あらためて、神楽美心という少女に尊敬の念が湧く。
豆腐メンタルそうでいて、強い子だ。
(ポジティブなんだか、ネガティブなんだか)
とにかく、神楽のおかげで心が軽くなった。
「神楽、おかげで、僕も気づいた」
「うん、秦くん、教えて」
僕に道を示した陰キャは謙虚に耳を傾ける。
「たとえば、星空シャンテは雲の上の存在だ。本人の才能や努力、事務所の実力や金、時の運。いろんな要素が絡み合って、結果を出している」
「そ、そうだね」
「彼女と比べても、メンタルが病むだけ」
「う、うん」
「僕たちは、僕たちの活動をすればいい」
神楽は深くうなずき、細野はポンと手を叩く。
「今、チャンネル登録者数は3人だけど、まずは3人に喜んでもらって」
僕は神楽と細野を見渡して。
「僕たちの配信を見てくれた人に、僕たちの安らぎを届けようじゃないか」
「そ、そうだね」
「そして、3を10にして。10からまた増やして」
ふたりの眼差しが僕の口に向けられる。
コンサート会場で数百人の聴衆に見られるときよりも、気分が高揚していた。
「10を100に、100を1000にしてやろうぜ」
「そ、そうね~。目指せ、1000人からの収益化よ~」
チャンネル登録者数が1000人を超えれば、配信サイトが規定する収益化の条件をひとつ満たせる。

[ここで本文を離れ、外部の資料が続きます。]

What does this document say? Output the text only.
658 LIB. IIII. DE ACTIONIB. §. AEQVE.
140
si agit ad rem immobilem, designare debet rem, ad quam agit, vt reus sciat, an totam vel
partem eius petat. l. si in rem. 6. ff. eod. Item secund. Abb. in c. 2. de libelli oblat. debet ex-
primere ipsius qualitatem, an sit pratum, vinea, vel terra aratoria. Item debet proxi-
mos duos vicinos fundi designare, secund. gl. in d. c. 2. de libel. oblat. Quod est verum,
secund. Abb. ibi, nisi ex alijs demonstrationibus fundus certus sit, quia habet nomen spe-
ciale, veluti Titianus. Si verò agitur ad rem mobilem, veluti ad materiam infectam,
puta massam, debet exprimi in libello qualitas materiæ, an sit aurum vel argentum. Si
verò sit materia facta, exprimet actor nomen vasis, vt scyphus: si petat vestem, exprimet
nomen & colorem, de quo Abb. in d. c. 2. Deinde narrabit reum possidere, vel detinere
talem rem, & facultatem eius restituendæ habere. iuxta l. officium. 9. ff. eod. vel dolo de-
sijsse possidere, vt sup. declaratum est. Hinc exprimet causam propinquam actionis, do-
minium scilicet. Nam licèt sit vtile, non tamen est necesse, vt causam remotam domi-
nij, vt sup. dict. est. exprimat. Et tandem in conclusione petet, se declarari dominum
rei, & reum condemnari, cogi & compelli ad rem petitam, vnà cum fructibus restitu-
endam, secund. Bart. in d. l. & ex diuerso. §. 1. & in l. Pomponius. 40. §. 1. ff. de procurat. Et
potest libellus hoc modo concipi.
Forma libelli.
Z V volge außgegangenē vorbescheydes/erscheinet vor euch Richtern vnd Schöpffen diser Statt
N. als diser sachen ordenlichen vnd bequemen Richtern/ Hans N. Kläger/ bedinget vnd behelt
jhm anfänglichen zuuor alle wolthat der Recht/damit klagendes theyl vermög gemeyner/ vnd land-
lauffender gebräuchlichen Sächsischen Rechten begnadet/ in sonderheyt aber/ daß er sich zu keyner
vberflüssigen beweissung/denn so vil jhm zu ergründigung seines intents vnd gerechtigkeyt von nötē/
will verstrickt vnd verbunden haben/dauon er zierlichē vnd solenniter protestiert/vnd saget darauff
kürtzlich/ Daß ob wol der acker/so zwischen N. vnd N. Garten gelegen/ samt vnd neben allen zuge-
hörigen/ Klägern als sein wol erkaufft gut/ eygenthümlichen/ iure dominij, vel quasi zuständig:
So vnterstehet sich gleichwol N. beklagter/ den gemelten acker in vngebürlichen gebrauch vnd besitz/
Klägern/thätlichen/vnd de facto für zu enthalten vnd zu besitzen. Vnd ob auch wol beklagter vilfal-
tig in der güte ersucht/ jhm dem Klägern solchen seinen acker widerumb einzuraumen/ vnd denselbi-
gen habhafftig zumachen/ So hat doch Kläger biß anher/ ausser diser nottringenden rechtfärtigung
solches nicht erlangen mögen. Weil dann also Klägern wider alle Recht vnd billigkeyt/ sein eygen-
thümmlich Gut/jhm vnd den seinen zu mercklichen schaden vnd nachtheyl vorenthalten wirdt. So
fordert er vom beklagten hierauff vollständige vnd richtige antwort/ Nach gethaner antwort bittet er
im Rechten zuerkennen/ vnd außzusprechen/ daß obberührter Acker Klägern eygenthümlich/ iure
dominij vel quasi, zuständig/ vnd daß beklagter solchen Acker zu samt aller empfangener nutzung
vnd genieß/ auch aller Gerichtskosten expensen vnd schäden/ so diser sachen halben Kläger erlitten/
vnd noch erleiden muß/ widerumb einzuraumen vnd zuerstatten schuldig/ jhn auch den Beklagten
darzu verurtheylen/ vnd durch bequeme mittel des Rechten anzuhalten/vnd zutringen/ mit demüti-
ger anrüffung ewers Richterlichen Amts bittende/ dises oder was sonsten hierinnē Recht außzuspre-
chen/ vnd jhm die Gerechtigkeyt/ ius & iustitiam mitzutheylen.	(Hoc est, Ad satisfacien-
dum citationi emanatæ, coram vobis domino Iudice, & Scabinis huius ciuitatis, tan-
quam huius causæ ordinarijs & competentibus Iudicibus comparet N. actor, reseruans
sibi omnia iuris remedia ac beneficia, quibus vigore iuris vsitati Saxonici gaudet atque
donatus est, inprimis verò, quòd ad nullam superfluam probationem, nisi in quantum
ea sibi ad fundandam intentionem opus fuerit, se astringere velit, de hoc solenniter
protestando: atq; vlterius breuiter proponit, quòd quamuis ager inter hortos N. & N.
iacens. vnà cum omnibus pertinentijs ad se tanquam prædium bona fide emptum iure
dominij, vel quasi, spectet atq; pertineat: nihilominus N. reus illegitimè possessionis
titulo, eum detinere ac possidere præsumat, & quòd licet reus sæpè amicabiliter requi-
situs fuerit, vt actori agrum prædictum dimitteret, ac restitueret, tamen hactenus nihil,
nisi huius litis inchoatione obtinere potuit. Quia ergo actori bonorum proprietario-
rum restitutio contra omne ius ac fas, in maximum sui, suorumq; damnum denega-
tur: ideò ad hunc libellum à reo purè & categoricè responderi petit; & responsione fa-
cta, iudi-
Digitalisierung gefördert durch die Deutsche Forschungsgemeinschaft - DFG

「あたし、1000人を目指す。ううん、1000人だと弱気すぎるから、10000人を狙う」
後ろ向きな神楽から強気な言葉が出たのでびっくりした。
「神楽、ずいぶんと前向きだな」
あえて茶化すように褒める。
自称陰キャ女子はキョトンとして、銀髪をいじる。
「ううん、秦くんがいるから。秦くんが勇気をくれるから。あたし、やろうって思えるの」
あいかわらず謙遜している。
すると、細野は僕たちのやり取りを見て。
「ふたりともありがとう~」
微笑んだ。
「マネージャなのに、タレントに慰められるとはね」
マネージャは自分の頬を軽く叩く。
「よし」
元気が出てきたようだ。
打ち上げの最後は、盛り上げて終えよう。
「今の僕たちは無名かもしれない。けれど――」
僕は神楽の透明な瞳を見すえて。
「神楽。おまえの声は綺麗だ。落ち着いた声に癒される」
神楽は真っ赤になる。
「おまえはおまえのままでいい。これからも僕と一緒にいさせてくれ」
「うん、あたし……やる。自分を変えたいから」
「そう。その意気だ」
僕は仲間を励ましてから。
「僕は僕で、本物の女の子に近づきたい。リスナーに安らぎを届けられるように、もっと声と歌を工夫したい」
まあ、バ美肉勢とバレたらバレたで、開き直るつもりではあるんだが。
「この先も楽ではないかもしれんが、僕と神楽ならできる」
「うん、あたしと詩音くんなら大丈夫」
僕が手を前に出すと、神楽が手のひらを乗せてきた。
優しい肌触りだった。
「わたしも全力で仕事するから~」
細野の両手が、僕と神楽を上下から挟んでくる。
「でも、ありがとう~」
満面の笑みを浮かべて。
「目指せ、収益化。バカ社長を見返してやるんだ~」
いつのまにか、雨がやんでいたらしい。窓の外から夕陽が流れ込んでくる。
穏やかな陽ざしが心地よかった。